Although new funding is listed in both the state House and Senate versions of the proposed state biennial budget, no one knows for sure what the final version will provide, or whether the funding might be eliminated completely as the state seeks to balance a difficult budget.

That money has been paying the college-tuition costs for the YEC students who have been taking college courses on campus, and the university has said that can amount to as much as $600,000 a year.

The money also covers some of the costs of four YSU empoyees assigned to the program, said Dean Philip Ginnetti of the Beeghly College of Education.

The university has no general funds being spent in the program. It does provide an on-campus location for YEC in Fedor Hall.

However, the memorandum of understanding under which the YEC program operates calls for the university to pick up 49 percent of the college-tuition cost for the YEC students enrolled in university courses. The school district is to cover 51 percent.

Neither has had to pick up that cost in YEC’s first four years because of the state grant assistance.

If that aid disappears, YSU’s share of tuition could be around $300,000 a year, Thomas Maraffa, special assistant to the YSU president, told the trustees.

That potential liability raised concern among some of the trustees as they looked at YSU’s proposed 2009-10 general fund budget.

“I don’t see a game plan for the next five years,” said Scott Schulick, chairman of the board of trustees, referring to the long-term financial viability of YEC.

If YSU is forced to tap into a budgetary reserve to cover YEC tuition costs, some other programs may have to be cut, he said, suggesting that the trustees delay a vote on the budget until their June 19 meeting in hopes of getting a clearer financial picture by then.

Schulick said he has no quarrel with the program but is worried about sufficient funding to keep it operating.

David C. Sweet, YSU president, said the program has been through a four-year “startup” that involved some “pump priming” in the form of outside grants.

Some of that funding, most notably the $100,000 a year that Know-ledgeWorks Foundation provided in each of the first four years, is no longer available.

“We are planning on having an early college next year,” he told the trustees, noting that some modification of the YSU general-fund budget may be necessary in September or December if state early-college funding changes significantly.
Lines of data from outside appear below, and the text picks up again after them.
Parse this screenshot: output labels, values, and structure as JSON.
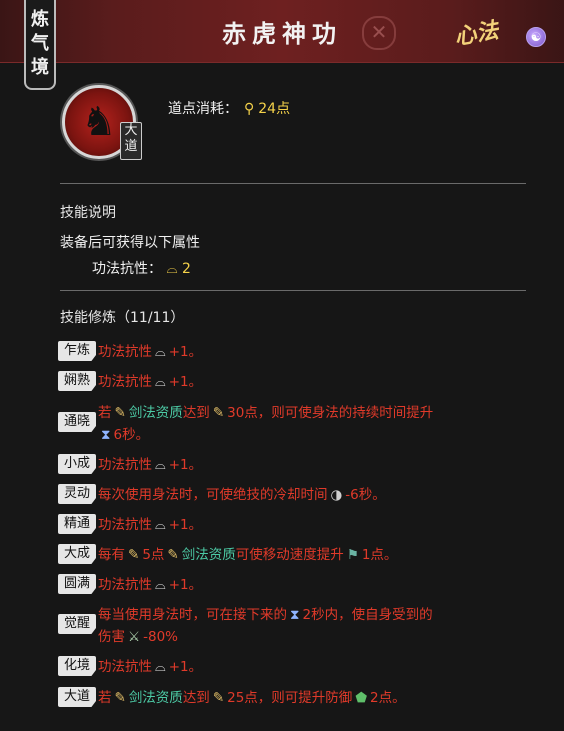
{
  "realm_tag": [
    "炼",
    "气",
    "境"
  ],
  "title": "赤虎神功",
  "close_icon": "close-icon",
  "xinfa_label": "心法",
  "grade_badge": [
    "大",
    "道"
  ],
  "cost": {
    "label": "道点消耗：",
    "value": "24点"
  },
  "desc": {
    "section_title": "技能说明",
    "main": "装备后可获得以下属性",
    "attr_label": "功法抗性：",
    "attr_value": "2"
  },
  "training": {
    "section_title": "技能修炼（11/11）",
    "rows": [
      {
        "tag": "乍炼",
        "text": "功法抗性",
        "suffix": "+1。"
      },
      {
        "tag": "娴熟",
        "text": "功法抗性",
        "suffix": "+1。"
      },
      {
        "tag": "通晓",
        "p1": "若",
        "p2": "剑法资质",
        "p3": "达到",
        "p4": "30点，则可使身法的持续时间提升",
        "p5": "6秒。"
      },
      {
        "tag": "小成",
        "text": "功法抗性",
        "suffix": "+1。"
      },
      {
        "tag": "灵动",
        "p1": "每次使用身法时，可使绝技的冷却时间",
        "p2": "-6秒。"
      },
      {
        "tag": "精通",
        "text": "功法抗性",
        "suffix": "+1。"
      },
      {
        "tag": "大成",
        "p1": "每有",
        "p2": "5点",
        "p3": "剑法资质",
        "p4": "可使移动速度提升",
        "p5": "1点。"
      },
      {
        "tag": "圆满",
        "text": "功法抗性",
        "suffix": "+1。"
      },
      {
        "tag": "觉醒",
        "p1": "每当使用身法时，可在接下来的",
        "p2": "2秒内，使自身受到的",
        "p3": "伤害",
        "p4": "-80%"
      },
      {
        "tag": "化境",
        "text": "功法抗性",
        "suffix": "+1。"
      },
      {
        "tag": "大道",
        "p1": "若",
        "p2": "剑法资质",
        "p3": "达到",
        "p4": "25点，则可提升防御",
        "p5": "2点。"
      }
    ]
  },
  "colors": {
    "accent_red": "#e03a2a",
    "yellow": "#f5d24a",
    "teal": "#4cc9a4",
    "title_bg": "#6e2020"
  }
}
Ikram Khawaja, YSU provost, said the university is in negotiations now with the city school district on a new memorandum of understanding that could change funding responsibilities.
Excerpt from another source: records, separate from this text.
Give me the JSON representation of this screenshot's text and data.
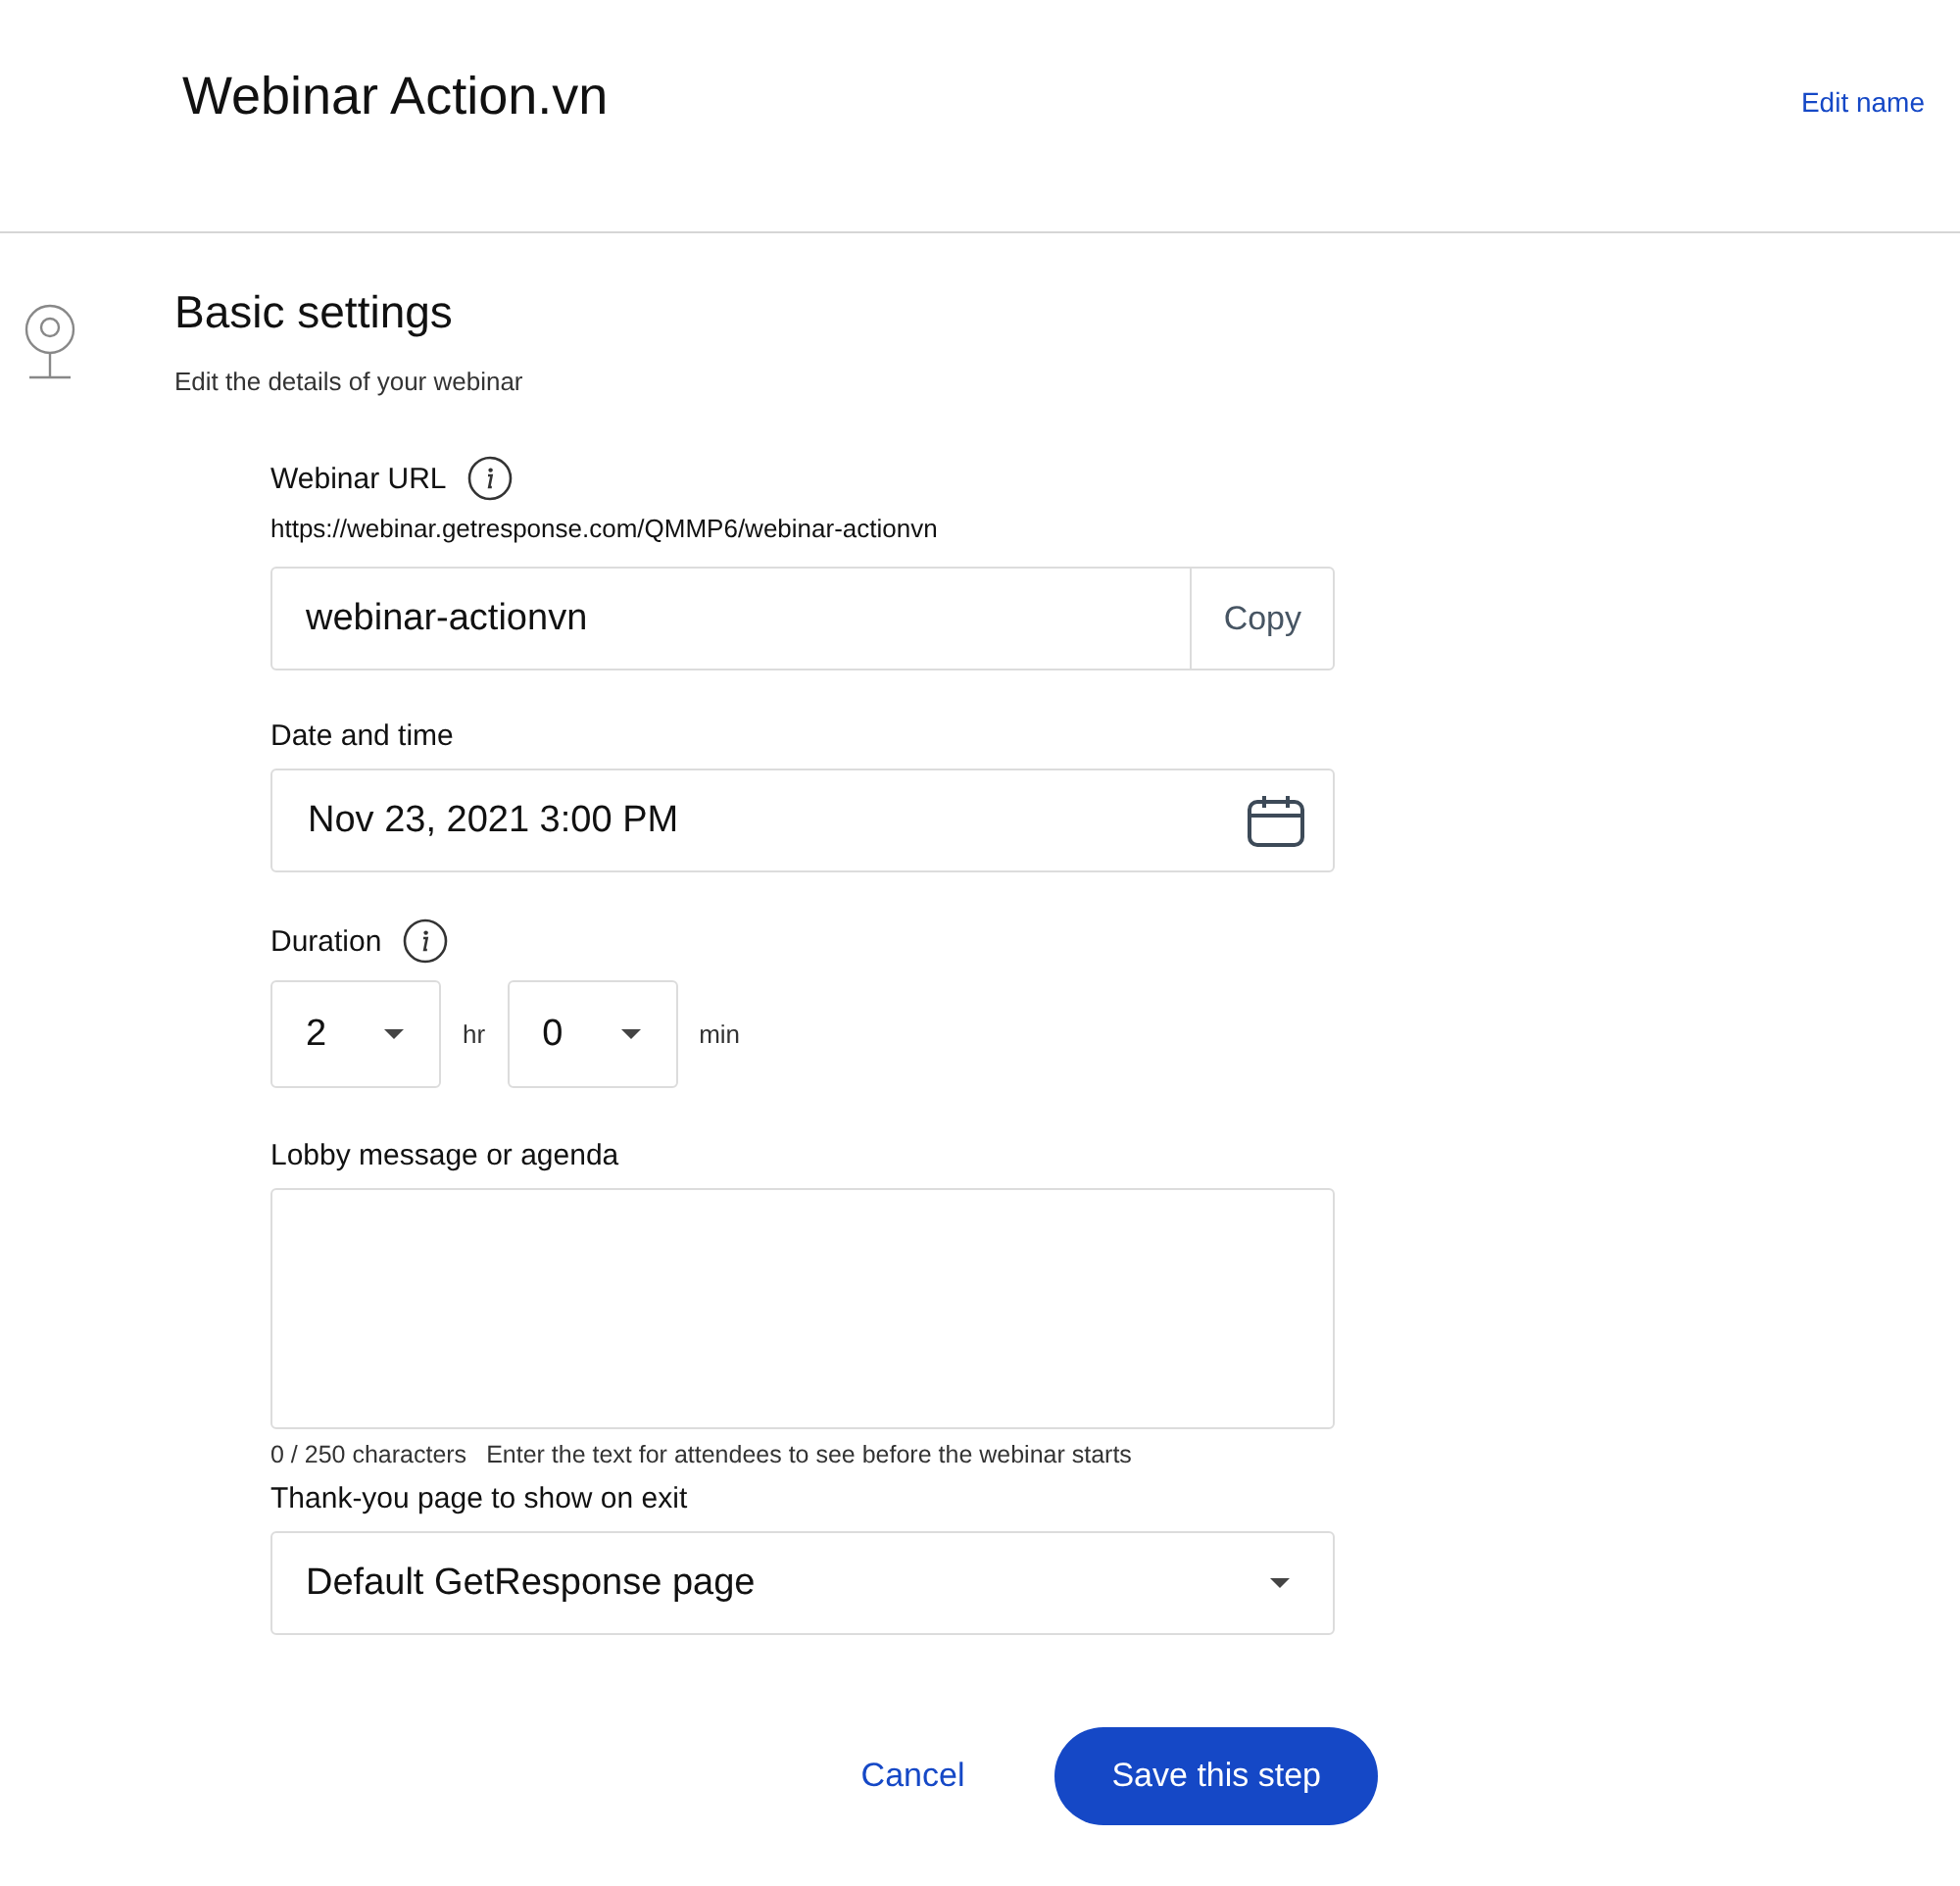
{
  "header": {
    "title": "Webinar Action.vn",
    "edit_link": "Edit name"
  },
  "section": {
    "title": "Basic settings",
    "subtitle": "Edit the details of your webinar"
  },
  "url_field": {
    "label": "Webinar URL",
    "full_url": "https://webinar.getresponse.com/QMMP6/webinar-actionvn",
    "value": "webinar-actionvn",
    "copy_button": "Copy"
  },
  "date_field": {
    "label": "Date and time",
    "value": "Nov 23, 2021 3:00 PM"
  },
  "duration": {
    "label": "Duration",
    "hours": "2",
    "hours_unit": "hr",
    "minutes": "0",
    "minutes_unit": "min"
  },
  "lobby": {
    "label": "Lobby message or agenda",
    "counter": "0 / 250 characters",
    "hint": "Enter the text for attendees to see before the webinar starts"
  },
  "thank_you": {
    "label": "Thank-you page to show on exit",
    "value": "Default GetResponse page"
  },
  "buttons": {
    "cancel": "Cancel",
    "save": "Save this step"
  }
}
Sweet said YEC, created to attract and encourage children at risk to pursue a college education, has been a role model in terms of fulfilling that goal.

Getting chosen to attend YEC is a competitive, selective process and students enter in the ninth grade.
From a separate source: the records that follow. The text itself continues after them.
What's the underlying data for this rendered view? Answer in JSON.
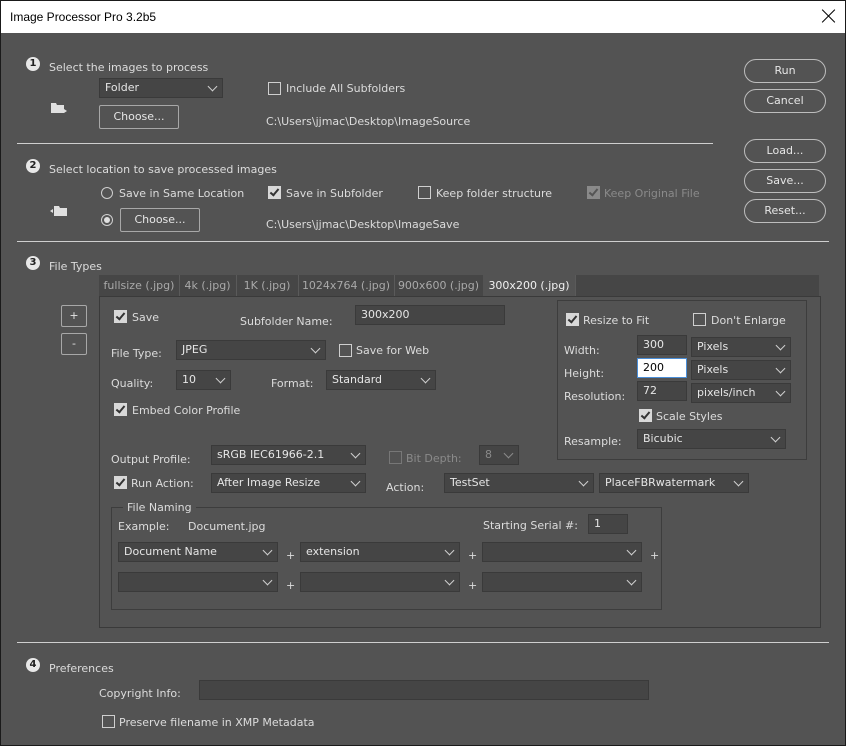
{
  "window": {
    "title": "Image Processor Pro 3.2b5"
  },
  "section1": {
    "number": "1",
    "heading": "Select the images to process",
    "source_dropdown": "Folder",
    "include_subfolders_label": "Include All Subfolders",
    "choose_label": "Choose...",
    "source_path": "C:\\Users\\jjmac\\Desktop\\ImageSource"
  },
  "section2": {
    "number": "2",
    "heading": "Select location to save processed images",
    "same_location_label": "Save in Same Location",
    "subfolder_label": "Save in Subfolder",
    "keep_structure_label": "Keep folder structure",
    "keep_original_label": "Keep Original File",
    "choose_label": "Choose...",
    "dest_path": "C:\\Users\\jjmac\\Desktop\\ImageSave"
  },
  "side_buttons": {
    "run": "Run",
    "cancel": "Cancel",
    "load": "Load...",
    "save": "Save...",
    "reset": "Reset..."
  },
  "section3": {
    "number": "3",
    "heading": "File Types",
    "add": "+",
    "remove": "-",
    "tabs": [
      "fullsize (.jpg)",
      "4k (.jpg)",
      "1K (.jpg)",
      "1024x764 (.jpg)",
      "900x600 (.jpg)",
      "300x200 (.jpg)"
    ],
    "save_label": "Save",
    "subfolder_name_label": "Subfolder Name:",
    "subfolder_name_value": "300x200",
    "file_type_label": "File Type:",
    "file_type_value": "JPEG",
    "save_for_web_label": "Save for Web",
    "quality_label": "Quality:",
    "quality_value": "10",
    "format_label": "Format:",
    "format_value": "Standard",
    "embed_profile_label": "Embed Color Profile",
    "output_profile_label": "Output Profile:",
    "output_profile_value": "sRGB IEC61966-2.1",
    "bit_depth_label": "Bit Depth:",
    "bit_depth_value": "8",
    "run_action_label": "Run Action:",
    "run_action_value": "After Image Resize",
    "action_label": "Action:",
    "action_set": "TestSet",
    "action_name": "PlaceFBRwatermark",
    "resize": {
      "resize_to_fit_label": "Resize to Fit",
      "dont_enlarge_label": "Don't Enlarge",
      "width_label": "Width:",
      "width_value": "300",
      "width_unit": "Pixels",
      "height_label": "Height:",
      "height_value": "200",
      "height_unit": "Pixels",
      "resolution_label": "Resolution:",
      "resolution_value": "72",
      "resolution_unit": "pixels/inch",
      "scale_styles_label": "Scale Styles",
      "resample_label": "Resample:",
      "resample_value": "Bicubic"
    },
    "naming": {
      "group_label": "File Naming",
      "example_label": "Example:",
      "example_value": "Document.jpg",
      "serial_label": "Starting Serial #:",
      "serial_value": "1",
      "row1": [
        "Document Name",
        "extension",
        ""
      ],
      "row2": [
        "",
        "",
        ""
      ],
      "plus": "+"
    }
  },
  "section4": {
    "number": "4",
    "heading": "Preferences",
    "copyright_label": "Copyright Info:",
    "copyright_value": "",
    "preserve_label": "Preserve filename in XMP Metadata"
  }
}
The school had 32 seniors graduate this year, and one of them had enough college credit to be awarded an associate degree, said Michele Dotson, YEC dean.

It’s first graduating class last year had 41 members and four students earned associate degrees.

Wendy Webb, superintendent of the city school district, said between 13 and 17 students who are now juniors are on line to earn associate degrees by the end of their senior year next spring.

She acknowledged that college tuition is the biggest funding gap facing the program.

The university provides the space, and the school district picks up the $1.2 million to $1.4 million per year in the cost of school staff, books and other materials.

The city school district plans for the program to continue, she said, pointing out that the district is creating a Rayen Youngstown Early College Middle School to serve as a feeder school to YEC.

“We can show data that the program is working,” Webb said, adding that the morale of the students and staff would be very adversely affected should YEC be lost.